Major Wilton was born at Hawthorn, Victoria, in 1892, and received his education at Kyneton Grammar School.
In 1911 he entered the Royal Military College, Duntroon, where he took a course in military engineering.
In 1914 he embarked for Gallipoli with the Australian Imperial Forces. He later served in France, returning to Australia in 1919. Major Wilton was then appointed instructor in signalling at the Royal Military College, and he also took charge of the workshop courses. Following staff reorganization in 1921, he became officer-in-charge of mechanical transport and instructor in mechanical engineering.
Five years later he was transferred to Melbourne as staff officer for mechanical transport and equipment and shortly afterwards came to England, where he spent over two years in studying the technical aspects of army mechanization, during which period he was attached to the War Office.
On his return to Australia in 1929, he commenced his experiments in field artillery traction, and investigated the possibilities of using certain types of motor cars as armoured cars. At the time of his death he held the position of chief inspector of mechanical vehicles.
He had been an Associate of the Institution since 1929.
1931/32 Obituary 
Eric Arundel Wilton was born in 1892, and matriculated at Melbourne University, receiving his technical education at Royal Military College, Duntroon, where he graduated in 1914.

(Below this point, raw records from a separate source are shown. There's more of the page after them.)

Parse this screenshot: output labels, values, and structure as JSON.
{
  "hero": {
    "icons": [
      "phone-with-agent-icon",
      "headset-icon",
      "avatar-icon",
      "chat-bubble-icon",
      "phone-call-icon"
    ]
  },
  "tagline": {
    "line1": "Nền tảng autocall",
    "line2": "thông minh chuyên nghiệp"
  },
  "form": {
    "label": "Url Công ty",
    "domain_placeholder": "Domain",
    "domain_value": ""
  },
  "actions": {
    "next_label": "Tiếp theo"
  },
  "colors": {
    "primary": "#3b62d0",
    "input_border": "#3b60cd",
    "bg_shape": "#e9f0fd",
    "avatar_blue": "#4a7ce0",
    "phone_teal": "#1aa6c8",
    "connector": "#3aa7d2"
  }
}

After serving in the Australian Expeditionary Force during the whole of the War, he was appointed Instructor at the Royal Military College, Duntroon. He then received an appointment as Staff Officer at the Australian M.T. Headquarters, and in 1926 was sent to England for two years special M.T. training at Aldershot and Farnborough, and in the shops of John I. Thornycroft and Co., Ltd.
On returning to Australia he was appointed Technical Officer in charge of Mechanization for the Australian Army.
He was killed in a motor accident on 10th February, 1932, at the age of 39.
He was elected a Member of the Institution in 1928.